- Ну да, хлыст быстрее говорит, - язвительно сказал Онри. – И вы, разве, куда-то торопитесь, Мэстре? Ох, да, простите, я забыл: вас ждут книги и темный угол в глухом закутке Аттарии. На свидание с ними никак нельзя опаздывать. У них же все строго: не успел прочитать страницу – порка розгами. Не лег вовремя в постель – конец света.

- Онри, - подал голос Джебб, намекая, что друг перешел черту. Онри прекратил язвить, но и извиняться за сказанное не спешил.

- Смерды должны знать свое место, - упрямо повторил Ки. – Таково устройство любого общества. Есть стадо и есть пастыри. Пастырь должен думать, стадо должно делать. Если пастырь начнет разводить беседы с каждой овцой, стадо разбежится. Если пастырь начнет видеть в овце личность, он не сможет пустить ее под нож, когда придет время. Овце будет хорошо, а стаду – плохо. И незачем путать меня, сравнивая себя со смердами: даже когда вы еще не проявили своих способностей, вы были совершенно на них не похожи. Ум, гибкость мышления, способность находить новое и думать наперед – это то, чем отличаются благородные. Смердам подобные вещи лишь помешают работать и радоваться жизни.

- Посмотреть бы на человека, который вбил все это тебе в голову, - буркнул Онри, не глядя на друга.

- Это непреложная истина, - стоял на своем Ки. – А как иначе? Любое общество без строгой иерархии просто развалится. Наступит анархия.

- Я верю, что где-то в других мирах есть государства, в которых все люди равны, - сказал Онри.

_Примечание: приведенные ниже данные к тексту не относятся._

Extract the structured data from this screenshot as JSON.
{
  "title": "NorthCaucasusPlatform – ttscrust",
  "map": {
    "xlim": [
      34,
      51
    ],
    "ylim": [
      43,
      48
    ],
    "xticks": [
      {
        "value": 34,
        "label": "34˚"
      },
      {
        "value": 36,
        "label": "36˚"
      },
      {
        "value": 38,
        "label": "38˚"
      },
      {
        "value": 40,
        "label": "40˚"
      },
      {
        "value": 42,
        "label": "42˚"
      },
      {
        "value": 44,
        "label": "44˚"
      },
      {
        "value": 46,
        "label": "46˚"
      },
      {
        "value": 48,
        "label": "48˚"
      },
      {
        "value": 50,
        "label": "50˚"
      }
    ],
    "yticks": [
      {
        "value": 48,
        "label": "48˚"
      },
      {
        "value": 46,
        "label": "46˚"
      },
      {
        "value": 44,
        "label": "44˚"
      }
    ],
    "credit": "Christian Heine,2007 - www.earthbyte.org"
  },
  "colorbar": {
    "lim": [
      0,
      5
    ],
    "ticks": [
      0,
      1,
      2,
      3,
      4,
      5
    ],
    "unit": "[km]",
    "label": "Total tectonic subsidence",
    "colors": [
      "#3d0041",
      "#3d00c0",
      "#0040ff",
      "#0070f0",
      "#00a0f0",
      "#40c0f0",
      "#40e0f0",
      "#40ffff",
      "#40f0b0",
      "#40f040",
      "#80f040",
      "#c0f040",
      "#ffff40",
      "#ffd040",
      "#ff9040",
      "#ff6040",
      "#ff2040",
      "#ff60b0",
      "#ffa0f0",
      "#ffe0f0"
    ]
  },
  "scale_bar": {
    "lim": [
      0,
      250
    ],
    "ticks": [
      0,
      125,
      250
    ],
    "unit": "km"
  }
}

- Это как? – Ки постепенно распалялся. Движения его стали дерганными и быстрыми. – Один человек умеет пахать землю, а другой – сочинять стихи. Как ты передашь хлеб от одного к другому? Крестьянину не нужны стишки. Поэт просто умрет с голоду.

- Так значит, крестьянина нужно развивать, - упрямо сказал Онри. – Зря вы, что ли, копите знания в этой вашей хваленой Аттарии?

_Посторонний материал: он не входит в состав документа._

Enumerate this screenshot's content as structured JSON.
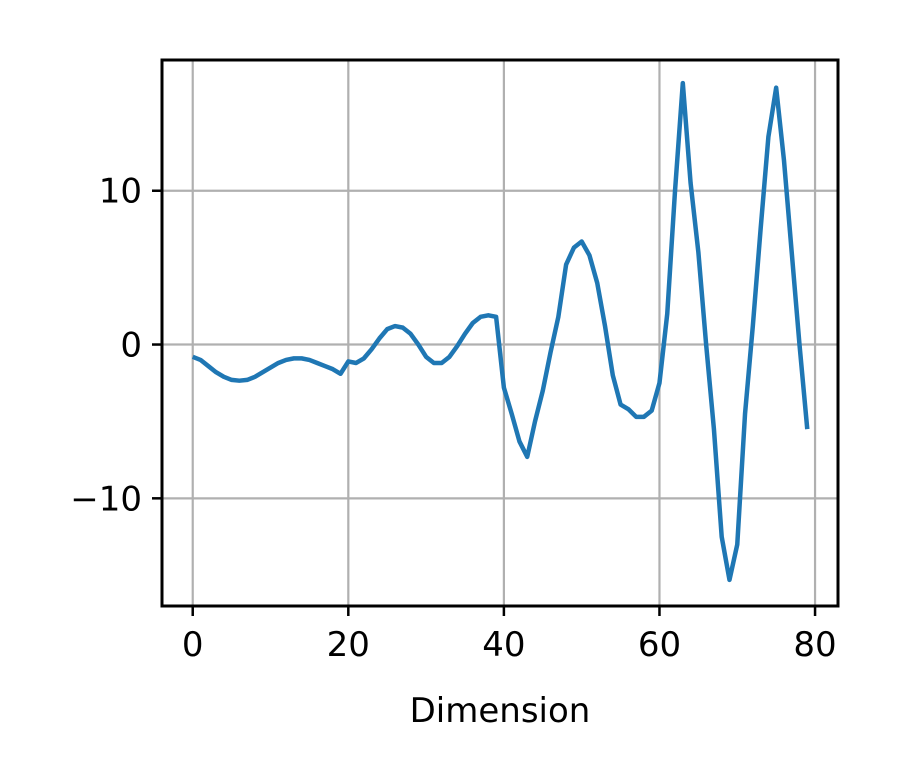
{
  "chart_data": {
    "type": "line",
    "title": "",
    "xlabel": "Dimension",
    "ylabel": "",
    "xlim": [
      -3.95,
      82.95
    ],
    "ylim": [
      -17,
      18.5
    ],
    "xticks": [
      0,
      20,
      40,
      60,
      80
    ],
    "yticks": [
      -10,
      0,
      10
    ],
    "ytick_labels": [
      "−10",
      "0",
      "10"
    ],
    "grid": true,
    "legend": "none",
    "line_color": "#1f77b4",
    "grid_color": "#b0b0b0",
    "series": [
      {
        "x": [
          0,
          1,
          2,
          3,
          4,
          5,
          6,
          7,
          8,
          9,
          10,
          11,
          12,
          13,
          14,
          15,
          16,
          17,
          18,
          19,
          20,
          21,
          22,
          23,
          24,
          25,
          26,
          27,
          28,
          29,
          30,
          31,
          32,
          33,
          34,
          35,
          36,
          37,
          38,
          39,
          40,
          41,
          42,
          43,
          44,
          45,
          46,
          47,
          48,
          49,
          50,
          51,
          52,
          53,
          54,
          55,
          56,
          57,
          58,
          59,
          60,
          61,
          62,
          63,
          64,
          65,
          66,
          67,
          68,
          69,
          70,
          71,
          72,
          73,
          74,
          75,
          76,
          77,
          78,
          79
        ],
        "values": [
          -0.8,
          -1.0,
          -1.4,
          -1.8,
          -2.1,
          -2.3,
          -2.35,
          -2.3,
          -2.1,
          -1.8,
          -1.5,
          -1.2,
          -1.0,
          -0.9,
          -0.9,
          -1.0,
          -1.2,
          -1.4,
          -1.6,
          -1.9,
          -1.1,
          -1.2,
          -0.9,
          -0.3,
          0.4,
          1.0,
          1.2,
          1.1,
          0.7,
          0.0,
          -0.8,
          -1.2,
          -1.2,
          -0.8,
          -0.1,
          0.7,
          1.4,
          1.8,
          1.9,
          1.8,
          -2.8,
          -4.5,
          -6.3,
          -7.3,
          -5.0,
          -3.0,
          -0.5,
          1.8,
          5.2,
          6.3,
          6.7,
          5.8,
          4.0,
          1.2,
          -2.0,
          -3.9,
          -4.2,
          -4.7,
          -4.7,
          -4.3,
          -2.5,
          2.0,
          10.0,
          17.0,
          10.5,
          6.0,
          0.0,
          -5.5,
          -12.5,
          -15.3,
          -13.0,
          -4.5,
          1.2,
          7.5,
          13.5,
          16.7,
          12.0,
          6.0,
          0.0,
          -5.5
        ]
      }
    ]
  }
}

- И сколько денег ты потратишь на их развитие? – возразил Ки. – Смердов в тысячи раз больше благородных, а учатся они так медленно, что это просто не сравнить. Учить нужно тех, кто способен учиться – тех, кто в дальнейшем будет работать головой. Зачем утруждать долгой, дорогостоящей и совершенной ненужной учебой того, кто всю жизнь будет махать мотыгой? Пусть живет и радуется.

- А с чего ты взял, что они радуются? – возмутился Онри. – Может, им плохо? Может, они ничего, кроме кнута, не видят, а сказать боятся?

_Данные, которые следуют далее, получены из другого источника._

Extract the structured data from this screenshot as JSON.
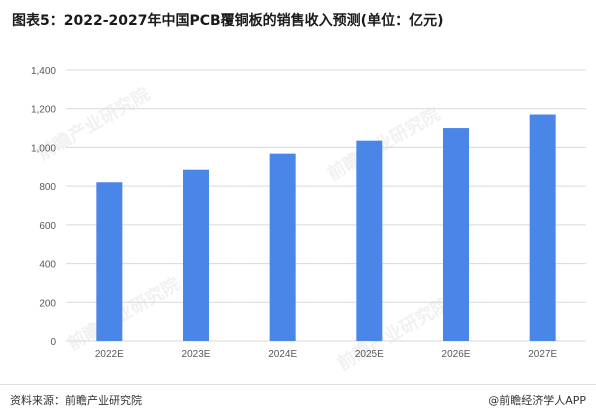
{
  "title": "图表5：2022-2027年中国PCB覆铜板的销售收入预测(单位：亿元)",
  "footer": {
    "source": "资料来源：前瞻产业研究院",
    "brand": "@前瞻经济学人APP"
  },
  "watermark": "前瞻产业研究院",
  "colors": {
    "bar": "#4A86E8",
    "grid": "#d9d9d9",
    "axis_text": "#595959"
  },
  "chart_data": {
    "type": "bar",
    "title": "图表5：2022-2027年中国PCB覆铜板的销售收入预测(单位：亿元)",
    "categories": [
      "2022E",
      "2023E",
      "2024E",
      "2025E",
      "2026E",
      "2027E"
    ],
    "values": [
      820,
      885,
      968,
      1035,
      1100,
      1170
    ],
    "ylim": [
      0,
      1400
    ],
    "yticks": [
      "0",
      "200",
      "400",
      "600",
      "800",
      "1,000",
      "1,200",
      "1,400"
    ],
    "xlabel": "",
    "ylabel": "",
    "grid": true,
    "legend": "none"
  }
}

- Тебе просто хочется поспорить, - Ки закрутил головой, выпутываясь из неприятных мыслей. – Ты же еще ничего не знаешь об этом мире. Мы заботимся о своих крестьянах!

- Это как? – ухмыльнулся Онри. – Стрижете их, как овец, чтоб не жарко было?

- Мы строим для них больницы, рассчитываем, когда и что лучше сажать, чтобы урожай был богаче. Есть специальные склады, в которых хранится зерно на случай голода. Есть службы, помогающие тем, кто попал в беду. В городе каждый день после работы даются представления для всех желающих. Да им даже в дома терпимости вход бесплатный раз в неделю! Чего еще мы не делаем для наших смердов? Скажи, отец организует.

- Дома терпимости? - переспросил Онри и посмотрел в глаза другу. – И кто ж в них работает? Ваши благородные жены, сестры и дочери? Что-то я не припомню, чтобы ты что-то подобное о своей маме рассказывал.

Ки даже отшатнулся и стал хватать ртом воздух, как вытащенная из воды рыба.

- Ребят, может, хватит? – попытался урезонить их Кун, тоже почувствовавший, что разговор катится куда-то не в ту сторону.

- Наверняка в них держат ни в чем не повинных девчонок, проданных собственными родителями, - продолжал Онри. – Сироты какие-нибудь, у которых и выхода нет.